A gambling addiction is characterized by an uncontrollable urge to gamble despite the negative effects it has on a person’s finances and relationships. Gambling addiction can lead to lying, hiding gambling activities and even stealing to maintain the addiction. Compulsive gambling can and does destroy lives. Self-exclusion in one method an addict may choose to treat their gambling addiction. When someone knows they have a gambling addiction, they can use self-exclusion to make sure they are not allowed to participate in any gambling activity. This is just one way a person who knows they have a problem can help themselves stop gambling.

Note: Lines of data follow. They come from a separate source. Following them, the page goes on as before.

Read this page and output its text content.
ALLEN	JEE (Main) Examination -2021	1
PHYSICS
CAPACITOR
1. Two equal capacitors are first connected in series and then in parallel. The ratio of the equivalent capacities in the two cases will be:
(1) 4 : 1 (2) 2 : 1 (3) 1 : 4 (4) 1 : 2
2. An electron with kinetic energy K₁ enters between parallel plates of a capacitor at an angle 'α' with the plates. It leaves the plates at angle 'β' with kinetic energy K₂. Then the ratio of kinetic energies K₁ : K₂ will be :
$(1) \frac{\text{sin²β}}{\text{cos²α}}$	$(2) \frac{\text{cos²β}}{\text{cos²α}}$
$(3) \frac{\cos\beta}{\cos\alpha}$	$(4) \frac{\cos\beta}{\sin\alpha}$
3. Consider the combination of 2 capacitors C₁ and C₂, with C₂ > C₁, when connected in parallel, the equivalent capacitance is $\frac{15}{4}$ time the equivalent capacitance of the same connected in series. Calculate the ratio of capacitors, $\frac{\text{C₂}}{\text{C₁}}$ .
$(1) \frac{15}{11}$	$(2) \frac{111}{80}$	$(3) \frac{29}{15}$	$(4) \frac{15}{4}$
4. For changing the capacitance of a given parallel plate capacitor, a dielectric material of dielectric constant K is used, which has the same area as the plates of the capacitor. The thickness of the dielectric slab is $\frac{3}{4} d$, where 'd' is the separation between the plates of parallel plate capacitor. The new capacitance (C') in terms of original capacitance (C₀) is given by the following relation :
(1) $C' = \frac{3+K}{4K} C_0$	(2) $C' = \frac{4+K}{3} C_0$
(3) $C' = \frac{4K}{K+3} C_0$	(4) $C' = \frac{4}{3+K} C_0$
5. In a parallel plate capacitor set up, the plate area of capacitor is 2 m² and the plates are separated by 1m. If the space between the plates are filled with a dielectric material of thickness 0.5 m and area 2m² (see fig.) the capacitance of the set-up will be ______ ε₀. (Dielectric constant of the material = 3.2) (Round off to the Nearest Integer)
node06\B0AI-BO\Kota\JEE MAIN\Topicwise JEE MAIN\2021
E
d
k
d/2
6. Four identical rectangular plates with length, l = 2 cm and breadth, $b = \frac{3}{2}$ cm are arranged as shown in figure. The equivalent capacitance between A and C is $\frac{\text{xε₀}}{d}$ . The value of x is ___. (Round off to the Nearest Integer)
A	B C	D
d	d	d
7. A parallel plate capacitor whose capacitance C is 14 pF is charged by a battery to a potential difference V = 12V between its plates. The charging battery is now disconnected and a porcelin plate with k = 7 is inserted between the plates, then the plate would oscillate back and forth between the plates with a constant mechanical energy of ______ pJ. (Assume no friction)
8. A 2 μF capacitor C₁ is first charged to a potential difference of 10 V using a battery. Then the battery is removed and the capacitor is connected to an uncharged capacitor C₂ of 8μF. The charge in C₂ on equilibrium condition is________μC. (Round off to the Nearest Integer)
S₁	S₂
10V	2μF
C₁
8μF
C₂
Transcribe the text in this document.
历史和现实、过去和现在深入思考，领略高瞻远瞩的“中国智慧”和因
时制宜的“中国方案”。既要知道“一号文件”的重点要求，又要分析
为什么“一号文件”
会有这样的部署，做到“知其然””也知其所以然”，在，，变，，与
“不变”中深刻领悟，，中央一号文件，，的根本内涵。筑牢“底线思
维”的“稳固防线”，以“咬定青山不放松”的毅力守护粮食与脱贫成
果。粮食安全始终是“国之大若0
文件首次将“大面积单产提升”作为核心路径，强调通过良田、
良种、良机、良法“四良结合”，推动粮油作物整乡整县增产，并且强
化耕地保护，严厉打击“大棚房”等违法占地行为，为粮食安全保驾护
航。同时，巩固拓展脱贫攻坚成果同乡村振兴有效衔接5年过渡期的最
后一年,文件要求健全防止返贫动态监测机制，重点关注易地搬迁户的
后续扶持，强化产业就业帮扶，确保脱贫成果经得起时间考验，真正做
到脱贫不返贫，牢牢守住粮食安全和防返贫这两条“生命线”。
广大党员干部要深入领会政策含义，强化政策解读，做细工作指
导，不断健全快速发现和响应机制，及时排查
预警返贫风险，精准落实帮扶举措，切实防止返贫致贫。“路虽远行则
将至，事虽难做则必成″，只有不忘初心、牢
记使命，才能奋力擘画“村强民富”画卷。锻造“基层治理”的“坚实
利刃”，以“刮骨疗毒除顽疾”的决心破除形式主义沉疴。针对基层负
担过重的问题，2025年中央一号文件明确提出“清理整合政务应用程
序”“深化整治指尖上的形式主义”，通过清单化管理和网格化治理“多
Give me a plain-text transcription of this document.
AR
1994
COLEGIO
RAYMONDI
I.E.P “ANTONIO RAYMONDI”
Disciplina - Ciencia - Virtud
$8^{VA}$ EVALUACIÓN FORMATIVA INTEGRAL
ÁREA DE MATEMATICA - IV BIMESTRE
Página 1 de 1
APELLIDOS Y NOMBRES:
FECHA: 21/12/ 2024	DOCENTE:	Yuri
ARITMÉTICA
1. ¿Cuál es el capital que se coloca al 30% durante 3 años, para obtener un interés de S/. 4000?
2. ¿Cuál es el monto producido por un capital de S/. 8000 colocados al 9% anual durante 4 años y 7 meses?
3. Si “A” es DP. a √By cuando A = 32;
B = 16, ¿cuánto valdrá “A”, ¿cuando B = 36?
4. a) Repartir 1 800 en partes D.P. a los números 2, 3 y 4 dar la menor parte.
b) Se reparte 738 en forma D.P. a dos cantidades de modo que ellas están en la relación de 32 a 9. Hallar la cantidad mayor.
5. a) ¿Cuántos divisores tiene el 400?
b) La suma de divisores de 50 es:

Gambling addiction often starts in the late teen years. It doesn’t happen often, but a person’s gambling addiction can start with their very first bet. However, when one chooses self-exclusion, this means they know they have a gambling addiction and need help to avoid temptation.
Gambling addiction has many symptoms. Those engaged in compulsive gambling may lie, steal and spend the majority of their time consumed in their addictive behavior. People suffering with a gambling addiction get an adrenaline rush from the activity, use the gambling as a means of escape, continue to make bigger bets and without some sort of help, including self-exclusion, will continue to gamble despite the consequences. When someone with a gambling addiction opts for self-exclusion, the gaming establishments are expected to take all necessary steps to keep the addict from entering the premises and avoid temptation of gambling activity.
If believe you or a loved one has a gambling addiction, look for ways to help such as self-exclusion, support groups or other resources that help the addicted. Some signs that you or a loved one may have a gambling addiction include hiding the gambling from family and friends, spending all of your time engaging in addictive behavior and unsuccessfully trying to stop or cut back. Gambling addiction not only causes financial problems, but it also affect the addict’s family and work life as well. If a friend or family member expresses concern about your behavior, listen to them. You can find help by calling hotlines, looking up information online and using self-exclusion. With the self-exclusion process the addict must sign papers and have their photo taken so the gambling venue knows to keep this person away from gambling activity.